We can think of this as a one step look-ahead search. From state s we can look at the possible future cases after a single step. We see the current status, the status after the next step, factoring in some immediate reward r.

From the current step we take the average of all possible future steps. (Lost audio). This can also be represented by the following equation: $$ v(s) = \mathcal{R}_{s} + \gamma\sum_{s'\in S}\mathcal{P}_{ss'}v(s') $$

Investigating the Bellman equation in our example in a non-discounted game. Starting from C3:

We can use the Bellman equation to verify the value function calculations. The sum of probability multiplied by reward, as is denoted in the equation in the image.
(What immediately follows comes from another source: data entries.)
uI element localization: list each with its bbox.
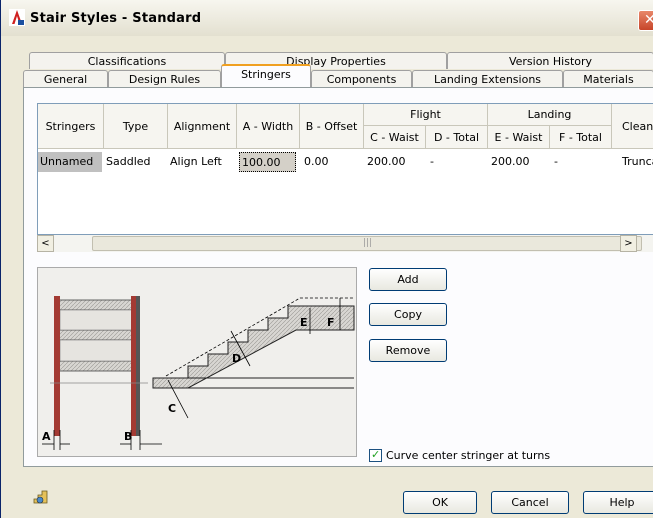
- ok-button[interactable]: OK: [403, 491, 477, 514]
- copy-button[interactable]: Copy: [369, 303, 447, 326]
- cell-c-waist[interactable]: 200.00: [365, 152, 425, 172]
- tab-classifications[interactable]: Classifications: [29, 52, 225, 69]
- cell-b-offset[interactable]: 0.00: [302, 152, 364, 172]
- tab-components[interactable]: Components: [311, 70, 412, 87]
- remove-button[interactable]: Remove: [369, 339, 447, 362]
- curve-center-stringer-checkbox[interactable]: ✓: [369, 448, 382, 462]
- col-header-alignment[interactable]: Alignment: [168, 104, 237, 149]
- stringers-grid[interactable]: Stringers Type Alignment A - Width B - O…: [37, 103, 653, 235]
- tab-label: Version History: [508, 55, 593, 68]
- dialog-window: Stair Styles - Standard ✕ Classification…: [0, 0, 653, 518]
- chevron-right-icon: >: [624, 238, 633, 249]
- tab-design-rules[interactable]: Design Rules: [108, 70, 221, 87]
- col-header-flight: Flight: [364, 104, 488, 126]
- dim-label-b: B: [124, 430, 132, 443]
- chevron-left-icon: <: [41, 238, 50, 249]
- curve-center-stringer-label[interactable]: Curve center stringer at turns: [386, 449, 550, 462]
- close-button[interactable]: ✕: [638, 10, 653, 31]
- dim-label-d: D: [232, 352, 241, 365]
- scroll-thumb[interactable]: |||: [92, 236, 642, 251]
- grip-icon: |||: [363, 238, 373, 248]
- col-header-b-offset[interactable]: B - Offset: [300, 104, 364, 149]
- stair-style-icon[interactable]: [31, 487, 51, 507]
- col-header-e-waist[interactable]: E - Waist: [488, 126, 550, 149]
- stair-diagram-graphic: A B D C E F: [42, 296, 355, 450]
- cell-alignment[interactable]: Align Left: [168, 152, 236, 172]
- tab-general[interactable]: General: [23, 70, 108, 87]
- add-button[interactable]: Add: [369, 268, 447, 291]
- tab-label: Classifications: [87, 55, 167, 68]
- dim-label-c: C: [168, 402, 176, 415]
- cell-f-total[interactable]: -: [552, 152, 612, 172]
- col-header-clean[interactable]: Clean: [612, 104, 653, 149]
- col-header-a-width[interactable]: A - Width: [237, 104, 300, 149]
- tab-label: Landing Extensions: [433, 73, 542, 86]
- horizontal-scrollbar[interactable]: < ||| >: [37, 235, 653, 252]
- dim-label-f: F: [327, 316, 335, 329]
- tab-label: Materials: [583, 73, 634, 86]
- help-button[interactable]: Help: [583, 491, 653, 514]
- col-header-f-total[interactable]: F - Total: [550, 126, 612, 149]
- autocad-app-icon: [9, 9, 25, 26]
- dim-label-e: E: [300, 316, 308, 329]
- cell-clean[interactable]: Trunca: [620, 152, 653, 172]
- tab-label: General: [43, 73, 88, 86]
- dim-label-a: A: [42, 430, 51, 443]
- cell-e-waist[interactable]: 200.00: [489, 152, 549, 172]
- cancel-button[interactable]: Cancel: [491, 491, 569, 514]
- cell-d-total[interactable]: -: [428, 152, 488, 172]
- tab-version-history[interactable]: Version History: [447, 52, 653, 69]
- tab-stringers[interactable]: Stringers: [221, 64, 311, 87]
- window-title: Stair Styles - Standard: [30, 11, 202, 26]
- cell-type[interactable]: Saddled: [104, 152, 166, 172]
- tab-label: Design Rules: [128, 73, 201, 86]
- stringer-diagram: A B D C E F: [37, 267, 357, 457]
- col-header-stringers[interactable]: Stringers: [38, 104, 104, 149]
- tab-materials[interactable]: Materials: [563, 70, 653, 87]
- col-header-landing: Landing: [488, 104, 612, 126]
- col-header-d-total[interactable]: D - Total: [426, 126, 488, 149]
- col-header-c-waist[interactable]: C - Waist: [364, 126, 426, 149]
- close-icon: ✕: [644, 12, 653, 28]
- tab-label: Components: [326, 73, 397, 86]
- tab-label: Stringers: [241, 68, 291, 81]
- scroll-right-button[interactable]: >: [620, 235, 637, 252]
- scroll-left-button[interactable]: <: [37, 235, 54, 252]
- tab-landing-extensions[interactable]: Landing Extensions: [412, 70, 563, 87]
- cell-stringers[interactable]: Unnamed: [38, 152, 102, 172]
- title-bar[interactable]: Stair Styles - Standard ✕: [1, 0, 653, 36]
- col-header-type[interactable]: Type: [104, 104, 168, 149]
- cell-a-width[interactable]: 100.00: [239, 152, 296, 172]
- check-icon: ✓: [371, 448, 381, 461]
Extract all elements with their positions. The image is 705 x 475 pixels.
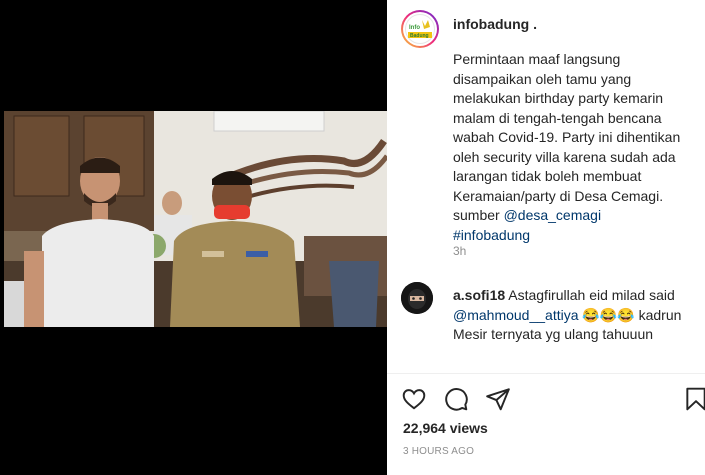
author-avatar[interactable]: Info Badung — [401, 10, 439, 48]
caption-hashtag[interactable]: #infobadung — [453, 227, 530, 243]
svg-text:Badung: Badung — [410, 33, 429, 39]
post-caption: Permintaan maaf langsung disampaikan ole… — [453, 50, 701, 245]
media-pane — [0, 0, 387, 475]
post-video[interactable] — [4, 111, 387, 327]
video-frame-image — [4, 111, 387, 327]
comment-mention[interactable]: @mahmoud__attiya — [453, 307, 579, 323]
author-username[interactable]: infobadung . — [453, 16, 537, 32]
svg-text:Info: Info — [409, 25, 420, 31]
actions-divider — [387, 373, 705, 374]
post-timestamp[interactable]: 3 HOURS AGO — [403, 446, 474, 457]
heart-icon — [402, 389, 426, 410]
caption-text: Permintaan maaf langsung disampaikan ole… — [453, 51, 681, 223]
save-button[interactable] — [683, 386, 705, 414]
comment-emojis: 😂😂😂 — [578, 306, 635, 323]
bookmark-icon — [686, 387, 705, 411]
share-icon — [486, 388, 510, 411]
caption-timestamp: 3h — [453, 244, 467, 258]
share-button[interactable] — [485, 386, 513, 414]
caption-mention[interactable]: @desa_cemagi — [504, 207, 602, 223]
commenter-avatar[interactable] — [401, 282, 433, 314]
comment-icon — [445, 388, 468, 411]
commenter-avatar-image — [401, 282, 433, 314]
infobadung-logo-icon: Info Badung — [408, 20, 432, 39]
post-details-panel: Info Badung infobadung . Permintaan maaf… — [387, 0, 705, 475]
view-count[interactable]: 22,964 views — [403, 420, 488, 436]
action-bar — [401, 386, 705, 414]
comment-button[interactable] — [443, 386, 471, 414]
like-button[interactable] — [401, 386, 429, 414]
comment: a.sofi18 Astagfirullah eid milad said @m… — [453, 286, 698, 345]
comment-text-start: Astagfirullah eid milad said — [505, 287, 675, 303]
comment-username[interactable]: a.sofi18 — [453, 287, 505, 303]
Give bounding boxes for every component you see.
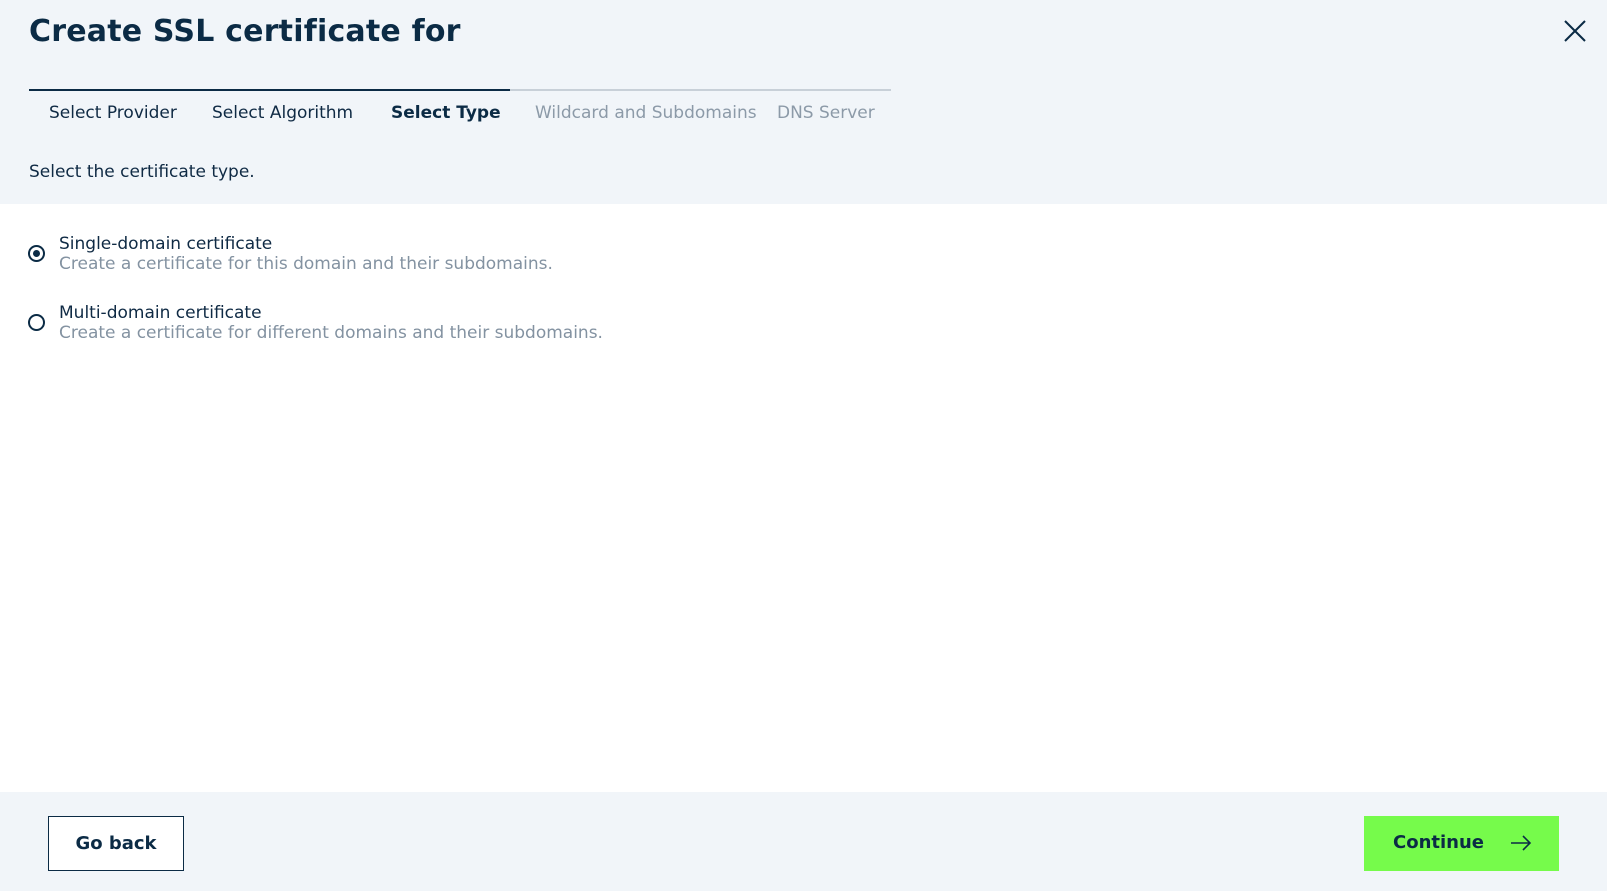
radio-multi-domain[interactable] — [28, 314, 45, 331]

The Bellman equation can be expressed concisely using matrices. $$ v = \mathcal{R} + \gamma\mathcal{P}v $$ where v is a column vector with one entry per state. Written out more fully: $$ \begin{bmatrix*}[c] v(1) \\ \vdots \\ v(n) \end{bmatrix*} = \begin{bmatrix*}[c] \mathcal{R}_1 \\ \vdots \\ \mathcal{R}_n \end{bmatrix*} + \gamma \begin{bmatrix*}[ccc] \mathcal{P}_{11} & \cdots & \mathcal{P}_{1n} \\ \vdots & & \vdots \\ \mathcal{P}_{n1} & \cdots & \mathcal{P}_{nn} \end{bmatrix*} \begin{bmatrix*}[c] v(1) \\ \vdots \\ v(n) \end{bmatrix*} $$ Here there are n states.

Solving the Bellman equation. It is a linear equation and can be solved directly: $$ \begin{align*} v &= \mathcal{R} + \gamma\mathcal{P}v \\ &\\ (I - \gamma\mathcal{P})v &= \mathcal{R} \\ &\\ v &= (I - \gamma\mathcal{P})^{-1}\mathcal{R} \end{align*} $$ Computational complexity: O(n³) for n states. A direct solution is only possible for small MRPs. There are many iterative methods for large MRPs:

Dynamic programming
Monte-Carlo evaluation
Temporal-Difference learning

These are basically methods for solving the Bellman equation more efficiently.